He seemed a bit miffed that an internet search on his name would throw up a web site from a far less qualified writer, writing detective stories of all things.  I haven't replied yet but will try and goad him into buying one of my books.  Perhaps that's what he's doing to me?

He won't succeed though, he's a university professor who writes text books on psychiatry, but, who knows?  I could put the book on my shelf and pretend I've written it, it's got my name on it, hasn't it?


----------



## moderan (May 17, 2010)

No sweat, Harry. Not everyone reads every forum post, and I don't think you were trying to start anything...it's funny about the name thing. There's a man in Paris, a banker by the name of A_______( first name withheld) Moderan, that I've been friends with since 1998 when I started getting some of his mail. The really weird part is, he knows a cousin of mine, a man I've never met, an astronomer that works in Prague, and got us connected.
The world is a screwy place.
You should trade books with the academic. Maybe that would right the cosmic balance or something.


----------



## Vulcan (May 17, 2010)

Totally agree with you in terms of losing inspiration to write, whether that be a form of writer's block or a lack of imagination and purpose at the time. But in terms of controversy, be as subversive as you like! That's often where the best ideas spawn from, if you ask me. I love reading something which transcends all ordinary rules, which isn't afraid to voice the thoughts you have in your head. That's what makes writing so good. It's one of the only careers in which you can actually say what you think without having to abide to any real conventions or expectations. The written word is something very different to other areas of language, it gives you much more freedom. So don't worry about whether you will upset this person or that. You are bound to upset some readers if you have a widespread audience, but most people are quite liberal-minded and not so difficult to shock.


----------



## Linton Robinson (May 17, 2010)

A TEXTBOOK writer thinks a FICTION writer is less qualified??????      Astounding.

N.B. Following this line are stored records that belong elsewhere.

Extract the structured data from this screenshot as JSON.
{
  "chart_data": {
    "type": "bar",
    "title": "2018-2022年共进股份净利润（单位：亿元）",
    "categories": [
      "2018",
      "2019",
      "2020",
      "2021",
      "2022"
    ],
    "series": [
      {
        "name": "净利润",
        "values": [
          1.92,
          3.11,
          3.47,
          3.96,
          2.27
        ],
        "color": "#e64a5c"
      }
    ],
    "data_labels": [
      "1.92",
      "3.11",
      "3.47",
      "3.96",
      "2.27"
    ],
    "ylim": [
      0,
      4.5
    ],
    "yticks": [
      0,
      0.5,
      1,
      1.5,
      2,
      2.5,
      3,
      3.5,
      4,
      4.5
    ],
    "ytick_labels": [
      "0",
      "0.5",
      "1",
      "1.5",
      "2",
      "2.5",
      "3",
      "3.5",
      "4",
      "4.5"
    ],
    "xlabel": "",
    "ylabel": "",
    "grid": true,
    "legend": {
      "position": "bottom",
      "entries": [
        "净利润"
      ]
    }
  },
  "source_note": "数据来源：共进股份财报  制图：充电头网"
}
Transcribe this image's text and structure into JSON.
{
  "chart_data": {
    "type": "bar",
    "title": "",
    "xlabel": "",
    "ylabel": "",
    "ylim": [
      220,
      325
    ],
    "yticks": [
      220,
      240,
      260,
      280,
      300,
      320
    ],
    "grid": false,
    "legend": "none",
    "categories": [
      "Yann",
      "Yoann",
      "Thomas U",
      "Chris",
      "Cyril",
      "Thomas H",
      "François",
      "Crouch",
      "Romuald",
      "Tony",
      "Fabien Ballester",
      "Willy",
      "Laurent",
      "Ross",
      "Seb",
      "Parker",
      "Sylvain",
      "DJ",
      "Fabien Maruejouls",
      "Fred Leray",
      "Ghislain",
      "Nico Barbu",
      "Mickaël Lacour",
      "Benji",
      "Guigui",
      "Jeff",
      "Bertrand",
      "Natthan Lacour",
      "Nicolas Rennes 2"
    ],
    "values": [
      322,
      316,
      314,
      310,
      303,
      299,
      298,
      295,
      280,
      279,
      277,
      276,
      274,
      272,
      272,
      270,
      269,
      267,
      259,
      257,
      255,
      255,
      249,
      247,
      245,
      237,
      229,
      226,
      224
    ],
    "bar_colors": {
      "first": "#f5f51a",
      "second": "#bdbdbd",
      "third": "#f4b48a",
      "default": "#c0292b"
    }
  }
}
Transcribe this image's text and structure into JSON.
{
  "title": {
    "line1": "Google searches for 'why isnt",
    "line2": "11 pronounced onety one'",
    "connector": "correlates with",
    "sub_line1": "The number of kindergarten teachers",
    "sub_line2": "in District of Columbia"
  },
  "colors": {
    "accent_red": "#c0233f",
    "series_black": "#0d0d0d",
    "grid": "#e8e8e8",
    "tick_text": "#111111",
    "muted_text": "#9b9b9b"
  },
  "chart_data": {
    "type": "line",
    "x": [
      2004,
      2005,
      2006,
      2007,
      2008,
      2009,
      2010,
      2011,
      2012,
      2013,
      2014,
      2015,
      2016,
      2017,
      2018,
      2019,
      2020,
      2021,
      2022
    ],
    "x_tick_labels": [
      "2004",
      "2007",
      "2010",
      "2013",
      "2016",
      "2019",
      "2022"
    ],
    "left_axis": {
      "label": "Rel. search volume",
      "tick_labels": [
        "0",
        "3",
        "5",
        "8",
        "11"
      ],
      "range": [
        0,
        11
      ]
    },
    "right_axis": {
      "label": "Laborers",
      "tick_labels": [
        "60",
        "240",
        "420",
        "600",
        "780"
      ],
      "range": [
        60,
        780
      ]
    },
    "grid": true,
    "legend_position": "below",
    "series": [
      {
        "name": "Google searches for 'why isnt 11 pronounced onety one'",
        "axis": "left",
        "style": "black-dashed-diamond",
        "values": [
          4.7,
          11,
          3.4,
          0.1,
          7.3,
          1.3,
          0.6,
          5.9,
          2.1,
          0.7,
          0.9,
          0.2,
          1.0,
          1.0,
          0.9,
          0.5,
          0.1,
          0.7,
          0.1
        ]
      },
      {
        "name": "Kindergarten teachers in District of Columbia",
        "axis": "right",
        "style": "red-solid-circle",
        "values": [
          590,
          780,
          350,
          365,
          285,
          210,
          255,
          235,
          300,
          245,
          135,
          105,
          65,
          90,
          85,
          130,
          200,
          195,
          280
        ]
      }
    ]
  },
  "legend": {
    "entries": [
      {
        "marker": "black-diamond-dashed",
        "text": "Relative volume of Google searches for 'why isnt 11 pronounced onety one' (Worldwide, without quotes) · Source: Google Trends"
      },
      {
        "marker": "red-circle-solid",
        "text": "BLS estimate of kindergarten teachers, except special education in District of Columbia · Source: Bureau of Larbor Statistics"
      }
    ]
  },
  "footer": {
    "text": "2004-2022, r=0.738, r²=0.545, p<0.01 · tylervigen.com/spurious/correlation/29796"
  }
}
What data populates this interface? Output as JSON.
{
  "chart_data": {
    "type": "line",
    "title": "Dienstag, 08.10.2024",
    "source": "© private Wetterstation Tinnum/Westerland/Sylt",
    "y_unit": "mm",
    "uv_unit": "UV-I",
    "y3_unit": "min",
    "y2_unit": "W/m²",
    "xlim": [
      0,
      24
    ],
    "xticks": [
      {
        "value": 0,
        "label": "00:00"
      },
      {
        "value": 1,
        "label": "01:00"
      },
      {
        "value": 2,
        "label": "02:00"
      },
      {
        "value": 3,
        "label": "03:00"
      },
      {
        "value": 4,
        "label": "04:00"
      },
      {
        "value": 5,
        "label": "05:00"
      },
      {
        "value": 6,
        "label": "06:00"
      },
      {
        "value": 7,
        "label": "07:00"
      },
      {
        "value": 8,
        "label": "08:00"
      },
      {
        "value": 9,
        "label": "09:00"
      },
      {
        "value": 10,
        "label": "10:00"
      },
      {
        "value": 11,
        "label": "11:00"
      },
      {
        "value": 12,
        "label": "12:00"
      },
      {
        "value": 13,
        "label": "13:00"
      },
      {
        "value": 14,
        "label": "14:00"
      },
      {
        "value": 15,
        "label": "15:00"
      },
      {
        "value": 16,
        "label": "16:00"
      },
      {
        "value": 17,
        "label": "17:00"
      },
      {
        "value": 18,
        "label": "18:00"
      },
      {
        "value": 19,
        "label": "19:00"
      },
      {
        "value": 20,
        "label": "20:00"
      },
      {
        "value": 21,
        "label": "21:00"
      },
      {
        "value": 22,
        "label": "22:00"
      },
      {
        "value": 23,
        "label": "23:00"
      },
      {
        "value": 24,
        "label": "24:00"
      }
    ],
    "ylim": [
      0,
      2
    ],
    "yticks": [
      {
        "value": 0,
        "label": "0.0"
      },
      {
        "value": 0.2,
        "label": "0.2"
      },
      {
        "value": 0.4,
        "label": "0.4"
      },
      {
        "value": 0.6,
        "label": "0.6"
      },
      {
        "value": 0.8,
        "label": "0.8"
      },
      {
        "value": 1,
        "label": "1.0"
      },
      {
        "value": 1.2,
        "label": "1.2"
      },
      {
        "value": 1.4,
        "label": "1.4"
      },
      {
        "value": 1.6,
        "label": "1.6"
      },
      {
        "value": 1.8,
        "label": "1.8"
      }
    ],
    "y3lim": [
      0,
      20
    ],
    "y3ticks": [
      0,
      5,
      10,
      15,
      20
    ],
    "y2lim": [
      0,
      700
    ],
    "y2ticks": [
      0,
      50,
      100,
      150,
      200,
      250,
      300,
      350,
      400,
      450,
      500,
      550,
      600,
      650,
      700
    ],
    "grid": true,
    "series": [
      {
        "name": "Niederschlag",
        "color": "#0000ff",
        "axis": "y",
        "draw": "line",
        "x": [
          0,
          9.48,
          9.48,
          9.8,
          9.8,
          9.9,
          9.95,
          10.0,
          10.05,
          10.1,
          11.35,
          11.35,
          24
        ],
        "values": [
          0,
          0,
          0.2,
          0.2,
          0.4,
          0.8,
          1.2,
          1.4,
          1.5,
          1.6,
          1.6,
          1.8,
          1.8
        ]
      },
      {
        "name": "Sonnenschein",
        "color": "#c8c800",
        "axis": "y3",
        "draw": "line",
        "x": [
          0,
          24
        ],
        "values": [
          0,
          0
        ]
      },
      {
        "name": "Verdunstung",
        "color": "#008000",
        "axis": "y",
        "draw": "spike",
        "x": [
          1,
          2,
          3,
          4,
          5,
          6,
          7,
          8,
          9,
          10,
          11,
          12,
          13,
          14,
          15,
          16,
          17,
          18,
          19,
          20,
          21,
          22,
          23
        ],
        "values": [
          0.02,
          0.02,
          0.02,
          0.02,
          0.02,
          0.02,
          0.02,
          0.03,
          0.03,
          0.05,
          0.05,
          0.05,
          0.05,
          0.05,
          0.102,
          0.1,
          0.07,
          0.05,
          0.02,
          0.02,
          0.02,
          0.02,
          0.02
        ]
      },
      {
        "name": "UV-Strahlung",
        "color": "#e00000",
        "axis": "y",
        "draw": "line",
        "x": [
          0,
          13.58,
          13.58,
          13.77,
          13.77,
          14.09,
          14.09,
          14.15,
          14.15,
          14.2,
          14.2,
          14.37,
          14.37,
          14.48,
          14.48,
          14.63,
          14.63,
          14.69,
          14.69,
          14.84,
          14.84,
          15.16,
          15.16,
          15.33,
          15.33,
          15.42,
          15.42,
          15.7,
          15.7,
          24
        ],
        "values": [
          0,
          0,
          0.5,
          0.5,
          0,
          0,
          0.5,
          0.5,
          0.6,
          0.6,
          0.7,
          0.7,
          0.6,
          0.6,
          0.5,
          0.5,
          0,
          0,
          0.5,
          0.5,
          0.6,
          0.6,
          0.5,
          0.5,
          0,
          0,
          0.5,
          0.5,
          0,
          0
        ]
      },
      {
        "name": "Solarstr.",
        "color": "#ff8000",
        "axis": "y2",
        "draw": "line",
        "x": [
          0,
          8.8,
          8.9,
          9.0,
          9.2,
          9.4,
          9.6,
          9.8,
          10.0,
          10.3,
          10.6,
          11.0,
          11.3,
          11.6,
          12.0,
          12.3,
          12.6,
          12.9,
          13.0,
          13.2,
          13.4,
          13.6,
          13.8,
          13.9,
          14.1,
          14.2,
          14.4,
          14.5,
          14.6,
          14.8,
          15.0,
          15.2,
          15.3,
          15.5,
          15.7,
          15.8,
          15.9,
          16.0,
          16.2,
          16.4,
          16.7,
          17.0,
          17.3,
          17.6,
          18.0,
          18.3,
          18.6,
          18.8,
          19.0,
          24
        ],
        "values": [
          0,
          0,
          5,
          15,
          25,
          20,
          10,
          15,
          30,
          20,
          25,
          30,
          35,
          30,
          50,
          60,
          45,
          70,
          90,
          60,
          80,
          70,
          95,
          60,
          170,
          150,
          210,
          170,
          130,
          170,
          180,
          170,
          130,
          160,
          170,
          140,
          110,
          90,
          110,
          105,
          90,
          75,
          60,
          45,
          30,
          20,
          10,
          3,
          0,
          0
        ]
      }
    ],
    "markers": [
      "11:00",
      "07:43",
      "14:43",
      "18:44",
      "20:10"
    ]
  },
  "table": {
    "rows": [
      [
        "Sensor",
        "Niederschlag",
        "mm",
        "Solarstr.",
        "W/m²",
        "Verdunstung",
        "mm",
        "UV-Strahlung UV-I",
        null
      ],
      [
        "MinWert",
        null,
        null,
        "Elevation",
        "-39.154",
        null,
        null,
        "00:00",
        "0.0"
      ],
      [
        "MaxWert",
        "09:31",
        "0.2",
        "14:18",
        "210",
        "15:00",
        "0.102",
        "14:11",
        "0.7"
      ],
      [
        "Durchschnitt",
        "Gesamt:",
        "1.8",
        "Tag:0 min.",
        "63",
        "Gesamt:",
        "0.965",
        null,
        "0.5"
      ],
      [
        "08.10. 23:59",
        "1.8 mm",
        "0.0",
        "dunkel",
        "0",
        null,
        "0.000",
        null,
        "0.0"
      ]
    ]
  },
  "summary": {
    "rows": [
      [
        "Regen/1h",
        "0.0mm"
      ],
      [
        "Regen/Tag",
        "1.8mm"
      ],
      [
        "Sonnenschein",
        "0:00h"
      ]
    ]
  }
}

Suggest that he change his name to something less confundible.   Cyrus H. Fencewaddler comes to mind.


----------



## Non Serviam (May 17, 2010)

In the humanities, the main difference between a textbook writer and a fiction writer is that the textbook writer maintains the fiction his work isn't fiction.


----------



## Linton Robinson (May 17, 2010)

And that the market for it is really a market.


----------